Most people wait too long to plan for end-of-life housing. I see it firsthand in my profession. Many times I am helping move my clients to a facility and making all the arrangements for moving and clean out. A portion of my career is dedicated to servicing this sector because people are just waiting too long or not preparing correctly and need the help I can provide. Moving is a BIG deal and exhausting. Your biggest pare-down move should be shortly after your kids leave for college in your 50s or early 60s. If you do not downsize then, at least clear out your house. Even the healthiest of us start to lose the ability to handle what is required in a big move. You will not believe how organized you must be and how exhausting the process is. Planning well will give you peace of mind and control over your destiny.
My clients have taught me a great deal about living and, unfortunately, about dying. So many of them wait too long or do not prepare for the high expense of living longer and what that means. Universally, I am hearing now from almost all of them, that their end-of-life accommodations are wiping out their life savings. So, I am writing this blog post to help you understand some of the challenges you may face early on and to help you plan for them accordingly.
What if I told you to enter a mediocre, private long-term care facility in and around Milwaukee today costs a minimum of $430,000 for a non-refundable entrance fee and $7000 a month in rent? Let’s say you enter that average facility when you are a healthy 75-year-old and you live to 95. The calculation of that is over $2 million in today’s dollars, not including incidentals. What you get for that expense, should be carefully researched by you and your family. Did you know once you enter a long-term facility, if you require nursing care you give up many of your rights. The staff at the facility decides when you eat, bathe, and get your medication. Not you. In addition, surveillance is NOT allowed in long-term healthcare facilities. Let’s say you live in Chicago and have a parent here in Milwaukee in a long-term care facility. If your parent is not good with technology, like Zoom or Facetime, observing their care is next to impossible.

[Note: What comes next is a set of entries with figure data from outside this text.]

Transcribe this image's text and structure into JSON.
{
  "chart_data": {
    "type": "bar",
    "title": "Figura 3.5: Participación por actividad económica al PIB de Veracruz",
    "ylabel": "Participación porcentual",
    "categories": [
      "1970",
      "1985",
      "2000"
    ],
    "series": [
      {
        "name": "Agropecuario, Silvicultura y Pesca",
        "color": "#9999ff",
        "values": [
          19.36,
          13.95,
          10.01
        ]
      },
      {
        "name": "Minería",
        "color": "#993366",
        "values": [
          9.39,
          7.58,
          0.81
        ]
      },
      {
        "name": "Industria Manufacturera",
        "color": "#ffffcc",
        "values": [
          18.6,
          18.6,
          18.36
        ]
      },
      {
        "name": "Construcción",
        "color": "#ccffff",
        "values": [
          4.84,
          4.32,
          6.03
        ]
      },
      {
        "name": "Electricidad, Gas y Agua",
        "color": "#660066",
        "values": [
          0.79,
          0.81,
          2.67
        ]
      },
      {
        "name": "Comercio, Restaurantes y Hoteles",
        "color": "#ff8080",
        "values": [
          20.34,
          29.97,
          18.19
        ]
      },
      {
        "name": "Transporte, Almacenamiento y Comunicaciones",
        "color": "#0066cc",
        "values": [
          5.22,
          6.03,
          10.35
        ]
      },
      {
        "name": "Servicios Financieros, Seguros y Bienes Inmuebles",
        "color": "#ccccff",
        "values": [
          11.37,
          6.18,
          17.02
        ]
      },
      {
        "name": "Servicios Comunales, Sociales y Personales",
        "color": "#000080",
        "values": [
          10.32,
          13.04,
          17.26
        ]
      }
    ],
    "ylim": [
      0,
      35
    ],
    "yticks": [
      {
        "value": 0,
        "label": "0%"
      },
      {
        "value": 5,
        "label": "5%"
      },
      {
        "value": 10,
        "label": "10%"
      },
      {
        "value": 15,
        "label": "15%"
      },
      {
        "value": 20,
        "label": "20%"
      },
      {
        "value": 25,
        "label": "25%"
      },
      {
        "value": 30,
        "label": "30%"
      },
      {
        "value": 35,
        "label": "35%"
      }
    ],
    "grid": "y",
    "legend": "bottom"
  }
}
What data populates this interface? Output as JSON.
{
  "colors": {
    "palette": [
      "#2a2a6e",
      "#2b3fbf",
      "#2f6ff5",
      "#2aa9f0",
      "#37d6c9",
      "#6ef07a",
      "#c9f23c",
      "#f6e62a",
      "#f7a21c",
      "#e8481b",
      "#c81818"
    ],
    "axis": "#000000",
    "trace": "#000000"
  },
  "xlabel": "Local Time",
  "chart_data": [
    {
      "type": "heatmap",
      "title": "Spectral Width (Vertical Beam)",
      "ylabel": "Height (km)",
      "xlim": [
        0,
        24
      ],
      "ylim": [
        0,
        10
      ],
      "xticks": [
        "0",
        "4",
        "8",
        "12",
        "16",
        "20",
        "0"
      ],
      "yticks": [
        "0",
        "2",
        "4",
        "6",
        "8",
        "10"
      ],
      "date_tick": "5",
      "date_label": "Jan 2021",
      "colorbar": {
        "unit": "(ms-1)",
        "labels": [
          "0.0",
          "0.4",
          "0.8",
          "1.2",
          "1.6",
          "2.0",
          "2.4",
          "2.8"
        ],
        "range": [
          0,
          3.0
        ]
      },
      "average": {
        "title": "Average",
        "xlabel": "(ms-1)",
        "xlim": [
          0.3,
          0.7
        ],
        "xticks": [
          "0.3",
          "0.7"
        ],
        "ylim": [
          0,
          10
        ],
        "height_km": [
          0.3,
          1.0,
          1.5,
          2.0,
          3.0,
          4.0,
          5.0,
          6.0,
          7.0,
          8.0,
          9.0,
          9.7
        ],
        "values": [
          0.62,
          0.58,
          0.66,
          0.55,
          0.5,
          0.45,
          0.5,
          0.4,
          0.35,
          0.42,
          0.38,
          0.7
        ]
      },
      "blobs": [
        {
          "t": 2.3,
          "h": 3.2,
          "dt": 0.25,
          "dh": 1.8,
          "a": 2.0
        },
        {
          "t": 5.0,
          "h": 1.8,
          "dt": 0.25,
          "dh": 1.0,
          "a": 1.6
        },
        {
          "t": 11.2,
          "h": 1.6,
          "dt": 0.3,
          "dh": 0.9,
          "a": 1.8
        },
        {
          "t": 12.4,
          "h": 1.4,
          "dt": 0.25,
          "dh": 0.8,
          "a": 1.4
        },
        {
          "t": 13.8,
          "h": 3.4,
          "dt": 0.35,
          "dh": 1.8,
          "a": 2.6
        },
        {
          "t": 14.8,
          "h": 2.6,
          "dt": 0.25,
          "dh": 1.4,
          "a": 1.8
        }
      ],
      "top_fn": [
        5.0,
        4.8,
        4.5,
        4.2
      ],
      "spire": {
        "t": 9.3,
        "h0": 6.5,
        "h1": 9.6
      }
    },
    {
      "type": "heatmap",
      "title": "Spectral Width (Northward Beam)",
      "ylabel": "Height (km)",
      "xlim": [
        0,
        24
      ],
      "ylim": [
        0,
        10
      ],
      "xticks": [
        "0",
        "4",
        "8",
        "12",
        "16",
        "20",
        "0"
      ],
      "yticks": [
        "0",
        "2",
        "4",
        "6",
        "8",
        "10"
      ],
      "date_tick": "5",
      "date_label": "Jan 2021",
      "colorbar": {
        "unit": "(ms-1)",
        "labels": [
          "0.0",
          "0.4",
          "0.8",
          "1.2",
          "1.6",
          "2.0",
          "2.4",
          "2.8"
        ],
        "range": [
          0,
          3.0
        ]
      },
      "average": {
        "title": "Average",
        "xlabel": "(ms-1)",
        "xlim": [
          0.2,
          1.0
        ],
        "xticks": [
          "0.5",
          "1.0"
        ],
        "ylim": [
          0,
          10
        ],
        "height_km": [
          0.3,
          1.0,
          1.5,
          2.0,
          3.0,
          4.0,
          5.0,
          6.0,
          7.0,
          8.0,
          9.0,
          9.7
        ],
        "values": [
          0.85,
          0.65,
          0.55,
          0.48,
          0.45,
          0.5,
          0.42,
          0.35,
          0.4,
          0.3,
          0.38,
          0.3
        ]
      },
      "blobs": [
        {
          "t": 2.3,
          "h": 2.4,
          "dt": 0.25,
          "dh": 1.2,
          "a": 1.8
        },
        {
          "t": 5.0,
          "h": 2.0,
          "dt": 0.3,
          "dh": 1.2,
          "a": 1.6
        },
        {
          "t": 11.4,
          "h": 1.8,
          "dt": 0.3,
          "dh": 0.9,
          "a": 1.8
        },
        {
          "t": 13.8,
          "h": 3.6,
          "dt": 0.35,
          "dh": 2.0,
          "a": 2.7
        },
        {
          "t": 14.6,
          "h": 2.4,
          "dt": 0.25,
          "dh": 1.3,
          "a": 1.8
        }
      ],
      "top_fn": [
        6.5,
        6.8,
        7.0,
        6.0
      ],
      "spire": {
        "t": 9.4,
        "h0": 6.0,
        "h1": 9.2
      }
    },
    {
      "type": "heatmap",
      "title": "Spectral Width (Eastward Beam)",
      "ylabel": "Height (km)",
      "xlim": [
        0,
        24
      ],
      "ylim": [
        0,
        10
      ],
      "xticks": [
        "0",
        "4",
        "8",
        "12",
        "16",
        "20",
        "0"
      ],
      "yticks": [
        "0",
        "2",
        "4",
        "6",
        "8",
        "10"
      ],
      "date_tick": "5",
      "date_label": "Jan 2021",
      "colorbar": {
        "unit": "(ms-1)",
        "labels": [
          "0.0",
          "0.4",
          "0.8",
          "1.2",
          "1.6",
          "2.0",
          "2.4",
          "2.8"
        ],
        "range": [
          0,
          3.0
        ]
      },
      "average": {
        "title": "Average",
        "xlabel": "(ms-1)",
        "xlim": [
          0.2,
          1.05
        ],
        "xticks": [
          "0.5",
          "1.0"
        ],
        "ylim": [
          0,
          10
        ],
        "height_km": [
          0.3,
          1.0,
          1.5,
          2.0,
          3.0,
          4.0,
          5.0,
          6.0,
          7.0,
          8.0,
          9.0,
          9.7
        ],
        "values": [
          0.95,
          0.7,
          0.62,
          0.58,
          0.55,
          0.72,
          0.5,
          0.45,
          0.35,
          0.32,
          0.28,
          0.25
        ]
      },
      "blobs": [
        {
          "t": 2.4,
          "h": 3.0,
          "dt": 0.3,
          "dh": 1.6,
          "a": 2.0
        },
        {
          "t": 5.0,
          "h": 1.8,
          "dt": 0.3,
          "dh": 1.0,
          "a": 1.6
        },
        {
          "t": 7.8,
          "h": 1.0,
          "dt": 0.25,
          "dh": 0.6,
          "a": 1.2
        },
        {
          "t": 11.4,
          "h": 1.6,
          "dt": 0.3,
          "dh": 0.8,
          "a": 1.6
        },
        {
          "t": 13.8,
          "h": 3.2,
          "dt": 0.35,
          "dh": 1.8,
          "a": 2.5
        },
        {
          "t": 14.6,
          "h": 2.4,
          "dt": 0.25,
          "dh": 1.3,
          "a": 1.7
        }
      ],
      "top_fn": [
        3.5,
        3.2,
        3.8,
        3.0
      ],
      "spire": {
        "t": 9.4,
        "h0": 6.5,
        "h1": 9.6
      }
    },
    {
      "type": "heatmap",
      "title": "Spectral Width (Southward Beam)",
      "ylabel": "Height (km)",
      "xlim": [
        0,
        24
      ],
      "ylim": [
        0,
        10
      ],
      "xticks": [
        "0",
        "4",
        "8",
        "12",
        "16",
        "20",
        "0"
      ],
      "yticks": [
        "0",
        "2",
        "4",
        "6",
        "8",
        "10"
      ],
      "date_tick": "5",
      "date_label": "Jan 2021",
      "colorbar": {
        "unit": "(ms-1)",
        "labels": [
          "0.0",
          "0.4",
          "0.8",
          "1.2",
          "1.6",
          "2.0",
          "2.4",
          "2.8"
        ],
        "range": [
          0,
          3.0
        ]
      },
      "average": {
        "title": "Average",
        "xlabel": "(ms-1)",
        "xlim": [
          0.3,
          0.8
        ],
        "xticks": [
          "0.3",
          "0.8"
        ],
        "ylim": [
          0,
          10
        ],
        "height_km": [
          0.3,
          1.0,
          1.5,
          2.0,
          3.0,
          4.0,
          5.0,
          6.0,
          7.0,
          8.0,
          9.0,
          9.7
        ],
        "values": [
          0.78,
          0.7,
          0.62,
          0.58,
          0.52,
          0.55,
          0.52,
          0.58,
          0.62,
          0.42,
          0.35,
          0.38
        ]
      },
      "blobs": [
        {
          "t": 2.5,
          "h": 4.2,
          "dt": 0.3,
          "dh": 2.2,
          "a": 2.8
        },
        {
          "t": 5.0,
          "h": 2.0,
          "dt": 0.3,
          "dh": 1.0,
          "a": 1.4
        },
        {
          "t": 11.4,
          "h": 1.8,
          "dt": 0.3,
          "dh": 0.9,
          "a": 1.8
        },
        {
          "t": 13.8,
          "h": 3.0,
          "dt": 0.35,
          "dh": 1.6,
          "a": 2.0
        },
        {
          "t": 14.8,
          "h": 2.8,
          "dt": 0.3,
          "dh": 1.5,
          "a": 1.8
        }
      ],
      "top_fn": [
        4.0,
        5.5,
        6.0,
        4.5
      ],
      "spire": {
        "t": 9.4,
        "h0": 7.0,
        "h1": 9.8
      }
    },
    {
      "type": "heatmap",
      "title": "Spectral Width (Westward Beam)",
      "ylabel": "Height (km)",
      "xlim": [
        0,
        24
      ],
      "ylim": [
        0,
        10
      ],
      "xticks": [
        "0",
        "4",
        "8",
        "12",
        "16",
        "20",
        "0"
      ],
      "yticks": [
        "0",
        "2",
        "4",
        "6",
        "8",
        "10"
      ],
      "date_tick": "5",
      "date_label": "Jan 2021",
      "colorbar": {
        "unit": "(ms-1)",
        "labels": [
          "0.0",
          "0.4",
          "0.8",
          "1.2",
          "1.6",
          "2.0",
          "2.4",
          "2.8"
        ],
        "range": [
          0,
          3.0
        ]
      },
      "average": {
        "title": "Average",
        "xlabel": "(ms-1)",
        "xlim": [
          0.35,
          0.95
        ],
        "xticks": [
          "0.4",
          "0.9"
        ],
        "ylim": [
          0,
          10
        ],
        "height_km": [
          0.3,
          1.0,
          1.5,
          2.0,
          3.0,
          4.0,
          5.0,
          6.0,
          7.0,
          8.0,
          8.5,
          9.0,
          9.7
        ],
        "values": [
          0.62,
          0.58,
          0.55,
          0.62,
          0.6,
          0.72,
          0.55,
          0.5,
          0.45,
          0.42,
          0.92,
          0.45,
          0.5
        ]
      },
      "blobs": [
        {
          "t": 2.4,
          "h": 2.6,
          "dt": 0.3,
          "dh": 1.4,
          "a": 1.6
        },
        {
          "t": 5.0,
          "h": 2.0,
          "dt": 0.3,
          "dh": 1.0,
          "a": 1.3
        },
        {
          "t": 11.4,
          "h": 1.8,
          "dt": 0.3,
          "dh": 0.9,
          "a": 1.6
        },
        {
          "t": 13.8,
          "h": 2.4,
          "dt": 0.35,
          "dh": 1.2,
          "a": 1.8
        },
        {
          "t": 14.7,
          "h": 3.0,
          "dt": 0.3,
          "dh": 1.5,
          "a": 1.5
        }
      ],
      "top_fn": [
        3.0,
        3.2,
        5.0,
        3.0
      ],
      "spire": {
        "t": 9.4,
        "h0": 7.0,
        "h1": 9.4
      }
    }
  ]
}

Cameras are absolutely forbidden to monitor them. Many people do not know this! Even if your parent is good at technology, some facilities make connecting to Wi-Fi extremely difficult. Make sure you research court cases for any facility you or your parent is considering in the state’s CCAP to see how many pending lawsuits there may be due to quality of care issues.
Aging in place. Thinking about it differently might spur on a better end of life experience for you. Hopefully, I am a long way from the end of my life, but I’m planning for it now. I am in the process of building a new age-in-place home, spurred on by my amazing and insightful clients.
This new home is ADA compliant but does not present that way at all. We used the latest technology and building codes to be able to accommodate both of us being impaired including nursing care when required. The home has the option for voice activation with interior and exterior surveillance and monitoring systems. We filmed the skeleton of the home in the event we would ever have to break through walls to add or remove anything to accommodate our aging condition. All the cable is coaxial and is underground and is placed in one massive tube to make it easy to remove and add technology as it advances. The hallways are all five feet wide and give an expansive feel to the home. The rise into the house in any direction is five inches to accommodate small ramps and we have zero-entry showers (no curb).
It is all pretty cool and financially a lateral move from an aging Whitefish Bay home with steep stairs and a detached garage. Will it save us money? I honestly do not know, but we are hoping it will give us freedom and choices we would not have in a long-term care facility. We are praying for the best outcome here and time will tell.